The tears fell unchecked from my eyes then. I had not truly seen, but now I did, and I was speechless at this heartfelt expression of his misery.
“Eliza,” he said more gently, endeavoring to heal the wound he had made, “let us speak in the light of day. Surely you must want me to be a free man. Were I to think otherwise”—he broke off this thought. “Like this—like this, I’m no one. You know that.”
“What good is knowing anything?” I stood up and took hold of my candle.
Watkins held my arm. “You know I mean to return.”
“Oh, let me go!” I opened the door and passed through it.
25
“SHE’S BEEN THIS WAY SEVERAL DAYS,” MAMA was saying to Dr. Jackson. I had eaten nothing, nor emerged from my chamber, since that Sunday past. “She improves not. I cannot think what to make of it.”
“Well, we shall see, we shall see.” The good doctor, a bent and kindly fellow, perhaps a few years older than Papa, continued to examine me. He would not be put off from his task on account of Mama’s fretting. He took his time, palpating my every soft spot with his long, surprisingly strong fingers. Finally he turned to my mother and said, “My considered opinion is that she suffers no physical illness. I believe it to be merely a touch of melancholia.”
“Melancholia?” exclaimed my mother. “What has she, pray, to be melancholic about?”
“It’s not uncommon for unmarried young ladies to suffer melancholia from time to time. I should think that all the celebrations surrounding our recent—er . . .” Dr. Jackson pulled himself back from the brink of the sentence, suddenly aware that his words might not find a sympathetic ear among my Tory family.
“Recent victory?” I was suddenly awake and wanting to know the news.
“At
Bennington, miss.” The good doctor grinned. “Colonel Langdon’s Light Horse Volunteers and some others from Massachusetts—they defeated a battalion of Hessian soldiers.”
“And the colonel—is he well?”
“Oh, yes, miss. From what I hear, he’s gone to pursue Burgoyne’s troops over in Saratoga.”
At this news, I smiled. Once Mama and the doctor left my room, I heard Mama say to him, “You did her some good, I think, Dr. Jackson. But I like not her low spirits. She has been very up and down in this regard, and often sleepless. This latest episode, combined with your recent urgings, have worn me down. I fear the next invasion of the pox will carry her off. I shall send her to take the cure as soon as may be, though I shan’t go myself.”

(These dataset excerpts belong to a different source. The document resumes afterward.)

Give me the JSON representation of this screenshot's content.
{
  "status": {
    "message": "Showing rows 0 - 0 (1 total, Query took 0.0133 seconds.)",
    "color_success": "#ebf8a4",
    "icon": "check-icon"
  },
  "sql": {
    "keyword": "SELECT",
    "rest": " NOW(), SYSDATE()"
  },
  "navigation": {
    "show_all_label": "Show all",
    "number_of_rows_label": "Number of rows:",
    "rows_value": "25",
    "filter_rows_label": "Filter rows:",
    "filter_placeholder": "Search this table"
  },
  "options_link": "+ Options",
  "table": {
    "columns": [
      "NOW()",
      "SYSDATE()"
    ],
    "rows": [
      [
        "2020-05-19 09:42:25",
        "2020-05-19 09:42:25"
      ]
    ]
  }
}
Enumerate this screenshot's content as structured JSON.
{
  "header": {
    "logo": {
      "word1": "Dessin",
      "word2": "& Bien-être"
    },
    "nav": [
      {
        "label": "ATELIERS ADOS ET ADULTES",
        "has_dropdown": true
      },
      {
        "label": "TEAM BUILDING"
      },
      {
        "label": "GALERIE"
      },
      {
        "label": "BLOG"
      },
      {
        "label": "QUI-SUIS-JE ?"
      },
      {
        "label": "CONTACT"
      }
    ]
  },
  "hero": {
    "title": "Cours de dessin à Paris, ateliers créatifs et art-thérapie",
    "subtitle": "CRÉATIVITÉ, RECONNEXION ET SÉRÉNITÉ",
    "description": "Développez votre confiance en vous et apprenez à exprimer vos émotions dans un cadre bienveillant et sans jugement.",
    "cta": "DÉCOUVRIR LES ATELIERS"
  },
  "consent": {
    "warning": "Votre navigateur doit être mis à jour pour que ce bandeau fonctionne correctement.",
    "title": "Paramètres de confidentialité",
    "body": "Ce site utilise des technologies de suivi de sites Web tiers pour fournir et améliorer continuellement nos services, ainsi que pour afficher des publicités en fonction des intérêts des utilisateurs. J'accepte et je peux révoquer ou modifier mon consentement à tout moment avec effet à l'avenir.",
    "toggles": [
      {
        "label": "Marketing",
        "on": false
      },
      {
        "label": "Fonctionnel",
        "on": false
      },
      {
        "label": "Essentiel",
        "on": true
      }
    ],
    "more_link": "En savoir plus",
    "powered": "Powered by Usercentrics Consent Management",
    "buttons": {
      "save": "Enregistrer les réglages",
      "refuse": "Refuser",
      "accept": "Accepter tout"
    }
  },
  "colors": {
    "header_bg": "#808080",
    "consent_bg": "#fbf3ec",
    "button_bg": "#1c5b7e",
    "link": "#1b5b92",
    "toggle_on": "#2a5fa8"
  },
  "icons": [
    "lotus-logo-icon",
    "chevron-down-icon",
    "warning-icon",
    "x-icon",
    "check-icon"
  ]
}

“Madam—” the good doctor began, but Mama interrupted him.
“No,” she said. “I care nothing for myself, and Mr. Boylston had the pox as a child.”
“All right. I shall arrange for her to go as soon as may be.”
I sighed and pulled my head back under the covers. I was miserable where I was, but I didn’t see how taking the cure on Pest Island would render me any more so.
September 1777. Just as Mama had predicted, the smallpox arrived in full force, and I thought it only a matter of days before I would be shipped off to Pest Island.
Mama commanded me to remain indoors, but as I had hardly stepped abroad in several weeks, I had a sudden desire to do so. One morning Cassie said that she needed to go to the Whipple house.
“Excellent,” I said. “I shall come along.”
It was a glorious morn. The heat had abated, and while the leaves were still mainly on the trees, a few loose ones, gold and yellow, fell, cascading and swirling in the strong sea breeze. The Piscataqua glistened in the strong sun, and my spirits lifted with baseless hope.
“Cassie,” I said, as we walked companionably down the hill. “Know you when the Ranger plans to depart? I imagine they must be nearly outfitted by now. Captain Jones will be eager to set sail for France, I’m sure.” Cassie stopped walking and turned to me.